25 Tage auf Skier im Riesengebirge. 25 Tage mit perfekten Bedingungen. Für mich gab es nur gutes Wetter, so dass ich mich jeden Tag aufs Neue freute, den Startschuss zur Einheit zu geben. Bis zu 50 Kilometer lange Touren absolvierte ich im Reich Rübezahls. Bevor ich nun die Skier wieder in die Ecke stellen werde, möchte ich der Frage nachgehen, was mich am Skilanglaufen fasziniert und welche Auswirkungen es auf mich hat. Daneben möchte ich andere ermutigen, sich ebenfalls auf die dünnen Bretter zu trauen, denn Skilanglaufen ist nicht nur eine tolle Möglichkeit für das Ausdauertraining im Winter. Es kann einen riesigen Spaß bereiten. Voraussetzung ist, dass man sich darauf einlässt und die ersten Bruchlandungen im Tiefschnee mit Humor nimmt!
1) Natur vs. Millionenstadt
Als Kind der Großstadt bin ich im dichten Verkehrsdschungel aufgewachsen. Auch wenn Berlin als grüne Stadt bekannt ist, bin ich vom großen Kontrast zur unberührten Natur in einsamen Gebieten beeindruckt. In der Loipe lasse ich das Gedränge in der U-Bahn, den Gestank der Autoabgase und die Hektik des Alltags weit hinter mir. Grenzenlose Freiheit lassen mich in der Bewegung aufgehen und ich genieße die Natur mit allen Sinnen.
2) Voller Körpereinsatz
Beim Skilanglaufen werden alle Muskeln beansprucht. Vor allem die Rumpfstabilität wird trainiert. Einen großen Anteil an der Vorwärtsbewegung haben im Vergleich zum Laufen auch die Arme. Für einen kräftigen Stockeinsatz wird der ganze Oberkörper einschließlich des Rückens benötigt. Eine gute Körperspannung ist dafür Voraussetzung. Ebenfalls wird der Fußabdruck gestärkt, so dass vom großen Zeh bis zur Nackenmuskulatur des letzten Halswirbels der gesamte Körper im Einsatz ist.

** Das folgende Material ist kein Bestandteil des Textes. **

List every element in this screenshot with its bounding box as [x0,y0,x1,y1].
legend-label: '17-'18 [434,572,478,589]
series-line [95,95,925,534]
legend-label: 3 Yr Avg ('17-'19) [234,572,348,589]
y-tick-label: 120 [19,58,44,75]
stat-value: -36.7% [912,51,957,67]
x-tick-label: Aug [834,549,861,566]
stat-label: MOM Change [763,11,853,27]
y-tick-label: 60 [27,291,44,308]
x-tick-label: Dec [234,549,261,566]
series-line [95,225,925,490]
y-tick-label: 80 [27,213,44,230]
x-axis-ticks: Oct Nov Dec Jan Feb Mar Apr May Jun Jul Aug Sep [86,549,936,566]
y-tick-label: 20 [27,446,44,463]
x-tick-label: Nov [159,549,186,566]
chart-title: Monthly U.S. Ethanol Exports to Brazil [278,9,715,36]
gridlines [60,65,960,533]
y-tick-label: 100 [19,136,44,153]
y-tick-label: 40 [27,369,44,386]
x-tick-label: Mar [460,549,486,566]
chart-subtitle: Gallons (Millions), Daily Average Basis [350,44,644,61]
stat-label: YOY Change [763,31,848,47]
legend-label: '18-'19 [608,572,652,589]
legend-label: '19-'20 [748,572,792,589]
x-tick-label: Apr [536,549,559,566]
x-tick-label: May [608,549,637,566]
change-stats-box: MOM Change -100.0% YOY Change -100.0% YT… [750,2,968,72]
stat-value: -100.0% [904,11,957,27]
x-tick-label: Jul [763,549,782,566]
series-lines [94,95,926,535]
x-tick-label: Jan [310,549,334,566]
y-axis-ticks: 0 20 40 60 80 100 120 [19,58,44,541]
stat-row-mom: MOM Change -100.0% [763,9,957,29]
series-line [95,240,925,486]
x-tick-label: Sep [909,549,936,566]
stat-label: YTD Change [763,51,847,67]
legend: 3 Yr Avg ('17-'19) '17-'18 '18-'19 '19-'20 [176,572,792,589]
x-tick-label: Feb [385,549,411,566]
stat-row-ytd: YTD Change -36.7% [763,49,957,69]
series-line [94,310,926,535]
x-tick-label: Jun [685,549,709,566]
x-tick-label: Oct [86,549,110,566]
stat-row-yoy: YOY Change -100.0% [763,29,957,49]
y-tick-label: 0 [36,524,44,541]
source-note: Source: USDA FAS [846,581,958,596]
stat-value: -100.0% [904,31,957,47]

3) Temperatur- und Wetterunabhängigkeit
Selbst Temperaturen von bis zu minus 20 Grad sind für mich kein Grund das Training ausfallen zu lassen. Die Intensität beim Skilanglauf kann problemlos angepasst werden und der Körper heizt sich noch intensiver und gleichmäßiger als beim Laufen auf. So werden auch die Fingerspitzen gut durchblutet. Selbst bei tief winterlichen Bedingungen mit anhaltendem Schneefall sind meist drei Bekleidungsschichten bei gemäßigter Intensität ausreichend. Aber auf keinen Fall sollte auf die Mütze für den Kopf verzichtet werden.
4) Schnelle Erfolge
Gerade Anfänger werden überrascht sein, wie schnell man Fortschritte macht. Wenn man die Balance und die Grundlagen der Diagonaltechnik auf breiteren Skiern in gemäßigtem Tempo und in der Ebene beherrscht, kann man schon bald dünnere und damit schnellere Modelle wählen. Wichtig für die Motivation war bei mir das Setzen meiner Ziele in kleinen Schritten. In meinem Leben stand ich bis zu diesem Winter maximal 4 Wochen auf Langlaufskiern. Das reichte, um die Grundlagen zu erlernen. Anfänglich profitierte ich sehr von den Tipps meines Trainers. Beim Training in der Gruppe konnten wir uns auch gegenseitig Hinweise geben, denn von außen betrachtet sind die eigenen Fehler, die man selbst gar nicht wahrnimmt, schnell korrigiert. In diesem Winter wahr ich nun bereit, auf eigene Faust loszuziehen und meine Grenzen auszutesten. So ist mir inzwischen keine Abfahrt zu steil und keine Kurve zu eng. Dennoch kann ich in Zukunft immer noch dazulernen.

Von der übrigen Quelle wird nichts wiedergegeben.